When it comes to civilian casualties, I agree to some extent, that a spin can be made either way - at least in certain cases. Take a communication center that is vital for the enemy forces. This communication center is actually the telephone company. Suppose you are a computer systems administrator for QWEST (or whoever the big phone co back East is). You are going about your work, making sure that Joe from from Indiana and Ma and Pa Kettle and all your friends and neighbors can jump on the telephone and share the latest gossip. The pentagon also happens to make use of Qwest's phone lines. An invading army sends a missle aimed straight at your office. Are you an enemy combatant or an innocent civilian? That's just one example and there are jillions of others.
I am going to share with you all some comments made by a friend of mine who is a veteran of the First Gulf War. I have mentioned this individual before. He didn't have some safe behind the lines job. He was in a tank that led the first wave of assault in that war. In the course of that engagement he saved the lives of the men in another tank crew. I read the letter those men wrote him afterward thanking him for his heroism, and every single man on that crew signed the letter. In other words, my friend is no wussie-boy and he also supported Bush in this past election.

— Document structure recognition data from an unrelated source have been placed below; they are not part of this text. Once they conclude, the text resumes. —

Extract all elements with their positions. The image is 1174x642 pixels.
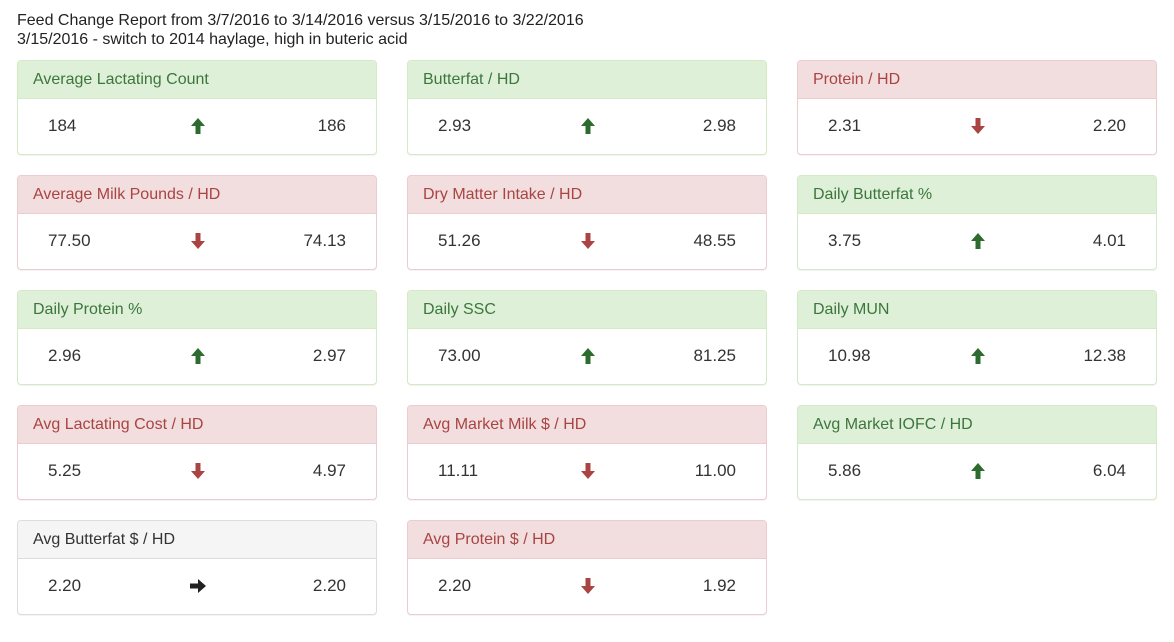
metric-panel-body: 5.25 4.97 — [18, 444, 376, 499]
metric-panel-body: 2.20 2.20 — [18, 559, 376, 614]
arrow-up-icon — [968, 231, 988, 251]
metric-panel-title: Avg Market IOFC / HD — [798, 406, 1156, 444]
report-title: Feed Change Report from 3/7/2016 to 3/14… — [17, 12, 584, 29]
arrow-down-icon — [188, 461, 208, 481]
metric-panel-title: Dry Matter Intake / HD — [408, 176, 766, 214]
metric-panel-body: 77.50 74.13 — [18, 214, 376, 269]
metric-value-after: 2.20 — [312, 576, 346, 595]
metric-panel-title: Butterfat / HD — [408, 61, 766, 99]
arrow-down-icon — [188, 231, 208, 251]
metric-value-before: 2.96 — [48, 346, 82, 365]
metric-panel: Avg Lactating Cost / HD 5.25 4.97 — [17, 405, 377, 500]
metric-panel-grid: Average Lactating Count 184 186 Butterfa… — [17, 60, 1157, 615]
report-header: Feed Change Report from 3/7/2016 to 3/14… — [17, 11, 584, 49]
metric-panel: Avg Market Milk $ / HD 11.11 11.00 — [407, 405, 767, 500]
metric-panel-body: 10.98 12.38 — [798, 329, 1156, 384]
metric-value-before: 5.86 — [828, 461, 862, 480]
metric-value-before: 2.20 — [438, 576, 472, 595]
metric-panel: Average Lactating Count 184 186 — [17, 60, 377, 155]
metric-panel-body: 2.31 2.20 — [798, 99, 1156, 154]
metric-panel: Daily Protein % 2.96 2.97 — [17, 290, 377, 385]
metric-panel-body: 51.26 48.55 — [408, 214, 766, 269]
arrow-up-icon — [188, 346, 208, 366]
metric-panel-body: 2.96 2.97 — [18, 329, 376, 384]
metric-panel-title: Average Milk Pounds / HD — [18, 176, 376, 214]
metric-value-after: 81.25 — [693, 346, 736, 365]
metric-value-after: 4.97 — [312, 461, 346, 480]
metric-value-after: 1.92 — [702, 576, 736, 595]
metric-value-before: 11.11 — [438, 461, 479, 480]
report-note: 3/15/2016 - switch to 2014 haylage, high… — [17, 31, 408, 48]
metric-panel-title: Daily Butterfat % — [798, 176, 1156, 214]
metric-panel: Dry Matter Intake / HD 51.26 48.55 — [407, 175, 767, 270]
metric-panel-title: Daily SSC — [408, 291, 766, 329]
arrow-up-icon — [968, 461, 988, 481]
arrow-right-icon — [188, 576, 208, 596]
metric-panel-title: Avg Protein $ / HD — [408, 521, 766, 559]
metric-panel-title: Protein / HD — [798, 61, 1156, 99]
metric-panel: Daily SSC 73.00 81.25 — [407, 290, 767, 385]
metric-panel-body: 184 186 — [18, 99, 376, 154]
metric-panel-title: Daily Protein % — [18, 291, 376, 329]
arrow-down-icon — [968, 116, 988, 136]
metric-panel: Butterfat / HD 2.93 2.98 — [407, 60, 767, 155]
metric-panel-title: Daily MUN — [798, 291, 1156, 329]
metric-value-before: 77.50 — [48, 231, 91, 250]
metric-panel-body: 5.86 6.04 — [798, 444, 1156, 499]
metric-value-after: 6.04 — [1092, 461, 1126, 480]
arrow-down-icon — [578, 461, 598, 481]
metric-panel-title: Average Lactating Count — [18, 61, 376, 99]
metric-panel-body: 11.11 11.00 — [408, 444, 766, 499]
metric-panel: Protein / HD 2.31 2.20 — [797, 60, 1157, 155]
metric-panel-title: Avg Butterfat $ / HD — [18, 521, 376, 559]
metric-panel: Avg Protein $ / HD 2.20 1.92 — [407, 520, 767, 615]
metric-panel-title: Avg Lactating Cost / HD — [18, 406, 376, 444]
metric-value-before: 73.00 — [438, 346, 481, 365]
arrow-up-icon — [578, 346, 598, 366]
metric-value-after: 12.38 — [1083, 346, 1126, 365]
metric-value-after: 48.55 — [693, 231, 736, 250]
metric-value-before: 2.31 — [828, 116, 862, 135]
metric-value-before: 3.75 — [828, 231, 862, 250]
metric-panel-body: 2.20 1.92 — [408, 559, 766, 614]
metric-value-after: 74.13 — [303, 231, 346, 250]
metric-panel: Avg Market IOFC / HD 5.86 6.04 — [797, 405, 1157, 500]
metric-value-after: 2.97 — [312, 346, 346, 365]
arrow-up-icon — [968, 346, 988, 366]
arrow-down-icon — [578, 576, 598, 596]
metric-panel: Avg Butterfat $ / HD 2.20 2.20 — [17, 520, 377, 615]
metric-panel: Average Milk Pounds / HD 77.50 74.13 — [17, 175, 377, 270]
metric-value-before: 51.26 — [438, 231, 481, 250]
metric-value-before: 2.20 — [48, 576, 82, 595]
arrow-up-icon — [578, 116, 598, 136]
metric-value-after: 4.01 — [1092, 231, 1126, 250]
metric-value-before: 184 — [48, 116, 77, 135]
metric-value-before: 10.98 — [828, 346, 871, 365]
metric-panel: Daily MUN 10.98 12.38 — [797, 290, 1157, 385]
metric-value-after: 2.20 — [1092, 116, 1126, 135]
arrow-up-icon — [188, 116, 208, 136]
metric-panel-body: 2.93 2.98 — [408, 99, 766, 154]
metric-value-before: 2.93 — [438, 116, 472, 135]
metric-panel-body: 73.00 81.25 — [408, 329, 766, 384]
metric-value-after: 2.98 — [702, 116, 736, 135]
metric-panel-body: 3.75 4.01 — [798, 214, 1156, 269]
metric-value-after: 11.00 — [694, 461, 736, 480]
arrow-down-icon — [578, 231, 598, 251]
metric-panel: Daily Butterfat % 3.75 4.01 — [797, 175, 1157, 270]
metric-value-after: 186 — [317, 116, 346, 135]
metric-panel-title: Avg Market Milk $ / HD — [408, 406, 766, 444]
metric-value-before: 5.25 — [48, 461, 82, 480]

A few nights ago he came over to my house to talk. He hadn't been able to sleep for two days. He told me, "I keep dreaming about a man who is a serial killer. I see him and look into his eyes and I know, and I know that he knows that I know. Everyone else can't see this person for who he is. Then in the dream I look into a mirror and I see the killer's face reflected back at me. I AM the serial killer. The military made me into a serial killer except that I have a conscience and a sense of right and wrong. I killed nine men in the First Gulf War. I wonder what their mothers' faces looked like. I wonder what their names were. I wonder if they left behind children or wives who mourn them. I am a veteran and I can tell you this much: No one wins in a war. No one."
This easy talk of killing some of you like to engage in is easy talk. Nothing more.